A pandemia e a invisibilidade dos conflitos
por Edílson Nabarro


O mundo ainda não acabou, mas a pandemia varreu com muitas ilusões. As expressões isolamento social, obediência a protocolos, distanciamento, "fique em casa", definitivamente se incorporaram ao cotidiano do vocabulário em todas as partes do mundo. Em nenhum tempo a globalização em tempo real, a que Milton Santos se referia, evoluiu como agora para um alerta avassalador. A canção "máscara negra", que na melodia de Zé Kéti alegrava os bailes de carnaval, se transformou em máscaras multivariadas, que escondem os rostos, tornando não identificáveis aqueles que já não o eram. E a alegria transformou-se em medo e tristeza. O medo desafiou àqueles que supunham-se serem valentes e aguerridos, pois as munições do combate nem sempre eram alcançáveis. Muitos fracos e desprotegidos ficaram valentes e o temor democratizou o assédio do caos.

As tradicionais campanhas para a adoção de medidas preventivas para a proteção da saúde foram substituídas pelo temor das mortes. Com a pandemia, o medo de morrer se instalou no cotidiano de todos os mortais, sem discriminação de gênero, nacionalidade, condição social, altura e preferências sexuais ou clubísticas. A humanidade se transformou em um rebanho frágil e refém das autoridades sanitárias, dos orçamentos públicos e da dedicação dos profissionais de saúde, os quais, de cuidadores, precisavam antes serem cuidados.

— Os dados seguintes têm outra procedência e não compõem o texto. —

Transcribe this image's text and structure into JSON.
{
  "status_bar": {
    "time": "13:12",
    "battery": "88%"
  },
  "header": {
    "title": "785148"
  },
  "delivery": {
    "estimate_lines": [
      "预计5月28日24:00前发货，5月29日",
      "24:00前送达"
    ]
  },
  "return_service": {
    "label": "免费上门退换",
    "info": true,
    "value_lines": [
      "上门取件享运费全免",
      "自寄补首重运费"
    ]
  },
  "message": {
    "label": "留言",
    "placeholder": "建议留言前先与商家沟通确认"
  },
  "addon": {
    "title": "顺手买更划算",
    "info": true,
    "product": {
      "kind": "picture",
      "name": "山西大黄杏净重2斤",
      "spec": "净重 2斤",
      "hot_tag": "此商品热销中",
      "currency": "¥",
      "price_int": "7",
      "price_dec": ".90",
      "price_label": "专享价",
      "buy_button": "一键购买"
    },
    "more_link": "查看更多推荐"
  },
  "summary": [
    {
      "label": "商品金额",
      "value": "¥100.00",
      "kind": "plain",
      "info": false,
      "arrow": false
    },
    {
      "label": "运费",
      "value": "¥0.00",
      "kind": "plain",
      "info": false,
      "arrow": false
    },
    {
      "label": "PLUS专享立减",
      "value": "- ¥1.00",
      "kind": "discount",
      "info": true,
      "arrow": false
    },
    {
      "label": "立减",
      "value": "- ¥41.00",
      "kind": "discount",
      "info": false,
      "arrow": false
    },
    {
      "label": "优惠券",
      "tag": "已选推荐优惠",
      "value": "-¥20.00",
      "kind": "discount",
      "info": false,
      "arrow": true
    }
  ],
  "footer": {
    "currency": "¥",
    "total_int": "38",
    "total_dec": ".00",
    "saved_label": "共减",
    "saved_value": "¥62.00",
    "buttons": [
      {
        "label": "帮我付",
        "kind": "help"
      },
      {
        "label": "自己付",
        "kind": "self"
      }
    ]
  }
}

Quando a OMS, definiu que o coronavírus ganhava status de pandemia, a contagem dos mortos inaugurou um censo fúnebre jamais imaginado. O cerceamento da liberdade de ir e vir, próprio dos sistemas de controle social das ditaduras, bem como o cerceamento, próprio dos condenados criminalmente, recebeu a equivalência de "prisão domiciliar", mas sem o trânsito em julgado do delito não cometido. As autoridades médicas substituíram, se bem que positivamente, os juízes togados, alguns suscetíveis de julgamento divino, por autoridades sanitárias.

O trabalho remoto, procedimento adotado excepcionalmente pelas instituições públicas nesse período de pandemia, há muito já foi implementado nas grandes empresas privadas, o que antecipadamente consolidou um cenário de atividade laboral eficiente. Essa silenciosa mudança das atividades presenciais também tem como consequência a invisibilidade das barreiras e a impossibilidade, que muitos trabalhadores possuem, de atender os requisitos tecnológicos e de treinamento para satisfazerem fluxos de trabalho.

Na área de alimentação, o atendimento do "fique em casa" impediu que os clientes pudessem receber o afago e atenção do pitoresco garçom, mas ao mesmo tempo se protegeram da tradicional gorjeta sempre recebida com alegria. Os "guardadores de carros", as garotas de programa e os pipoqueiros de parques, praças e praias, dentre outras categorias, viram seus rendimentos diminuírem drasticamente, seja pela mudança cultural, seja pela impossibilidade da tele-entrega.

Os debates esportivos e políticos legitimaram ou confirmaram que as redes sociais são o melhor ambiente para o exercício do clubismo fundamentalista, das várias formas de intolerância, fake news e desinformação.

Não é demais registrar que a pandemia coincide com uma conjuntura política de incertezas e ameaças em relação à democracia, à liberdade e à luta pela redução das desigualdades raciais e políticas. Como não há cronograma definido em relação ao futuro próximo das medidas preventivas ou resolutivas em relação à letalidade do vírus, cabe a cada um e à sociedade agir com prudência e resignação.



Edílson Nabarro é sociólogo, mestre em Economia Aplicada e doutorando em Políticas Públicas.